The pickers, the minute they saw Delgado’s car, had piled out of the trucks laughing and talking and crowding fast into the mess hall for their wages. They were lined up inside, shoving and jostling, eager to pocket the week’s take, twenty to twenty-five dollars apiece, depending on how fast a fellow worked, more money than they’d ever see in Mexico. And the bags held, as well, the wages for Lee himself and for Jake and the other five foremen.
He knew from Jake that Delgado made the rounds to all four ranches every Friday, heading out from Hemet, knew that Blythe was his last stop, that he’d stay with Jake overnight, head back home in the morning. The same drill, week after week. Leave Hemet at dawn carrying all four payrolls, carrying enough cash to set a fellow up real nice.
Maybe not as much as Lee would like to have on him before heading for Mexico, but a nice start. And how could Delgado miss a week’s wages? The thought quickened Lee’s pulse, wondering where Delgado kept the money until he headed out. In the local Hemet bank, maybe picked it up the night before? Or in a home safe?
If the safe was one of those big walk-in jobs, that would be a poser. He wished he’d paid closer attention to the half-dozen master safe crackers he’d known over the years in one prison or another. Though he had learned some, all right.
But if there was a safe, what other kind of security did Delgado have? Dogs? Guards? Some kind of electronic device?
No, it would be better to hit him just as he started out in the morning from Hemet, wait until he was on the road alone, then force him over. He’d need firearms; and he needed to know what weapons Delgado carried, and where, what weapons he had stashed in that big Cadillac, and what weapons he carried on him.
But, picturing himself forcing Delgado’s car off the road, a tremor of fear touched Lee. Was he up to this? Up to handling Delgado alone, as he had always handled his victims in the past, except for those years he ran with Jake? After parting from Jake, he’d blown a couple of jobs, and when he took a good look at what he was now, an honest look at how he’d aged, at how weak he’d grown compared to the man he had been, he didn’t much like what he saw.
But then a dark sense of power kicked in, a sudden surge of certainty. He could do this. What was the matter with him? A dark vitality stirred his blood, strength burned in him, and a hard envy of Ramon Delgado, jealousy for all Delgado had that Lee had never had. A heady resentment boiled in him making him scoff at the idea he was too old to take down Delgado, that he was biting off more than he could handle.

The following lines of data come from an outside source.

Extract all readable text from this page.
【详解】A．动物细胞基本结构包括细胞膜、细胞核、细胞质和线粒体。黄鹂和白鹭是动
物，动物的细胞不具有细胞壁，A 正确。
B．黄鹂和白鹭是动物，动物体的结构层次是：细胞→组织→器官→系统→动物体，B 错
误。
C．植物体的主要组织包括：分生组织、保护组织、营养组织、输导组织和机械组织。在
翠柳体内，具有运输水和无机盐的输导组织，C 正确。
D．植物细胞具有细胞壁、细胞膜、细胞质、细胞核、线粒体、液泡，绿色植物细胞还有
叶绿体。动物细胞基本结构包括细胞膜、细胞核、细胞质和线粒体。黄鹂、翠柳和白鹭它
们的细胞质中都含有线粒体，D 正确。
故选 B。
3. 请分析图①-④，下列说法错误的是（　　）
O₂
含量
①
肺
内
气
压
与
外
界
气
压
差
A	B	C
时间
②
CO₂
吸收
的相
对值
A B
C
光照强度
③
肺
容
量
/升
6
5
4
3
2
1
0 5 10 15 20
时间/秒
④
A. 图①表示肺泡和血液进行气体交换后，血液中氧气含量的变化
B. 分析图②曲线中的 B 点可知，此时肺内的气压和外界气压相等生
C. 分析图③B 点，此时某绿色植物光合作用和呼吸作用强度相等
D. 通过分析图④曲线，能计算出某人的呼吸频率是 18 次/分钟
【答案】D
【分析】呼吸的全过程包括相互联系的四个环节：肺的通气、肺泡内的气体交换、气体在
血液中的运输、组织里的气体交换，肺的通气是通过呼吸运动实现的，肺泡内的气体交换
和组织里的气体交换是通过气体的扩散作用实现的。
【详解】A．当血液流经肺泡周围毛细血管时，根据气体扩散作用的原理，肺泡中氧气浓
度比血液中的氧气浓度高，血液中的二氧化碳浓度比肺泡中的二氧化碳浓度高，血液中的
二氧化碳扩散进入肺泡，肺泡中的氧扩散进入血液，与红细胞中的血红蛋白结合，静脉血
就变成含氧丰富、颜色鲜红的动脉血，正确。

He’d bring this off, he thought, smiling, he could take what he wanted and maybe—maybe he could set Jake up for the fall.
He thought about that, about laying the groundwork for Jake’s arrest, setting up the clues, maybe lift one of Jake’s guns from the house, with Jake’s fingerprints on it, maybe something else of Jake’s left “forgotten” under the seat of the Cadillac. He’d stash the money where no one would find it, return to the ranch innocent as a babe. And when the cops came nosing around he’d be there to sympathize with Lucita, to comfort her, to be enraged at Jake’s betrayal of all they’d had together.
If Lee could hear the cat’s whisper that Lucita would never believe such a story, that thought didn’t last long. The dark presence told him more forcefully that he could do this, he could lay out a foolproof scenario that left Jake guilty beyond doubt, a plan that even Lucita would have to believe.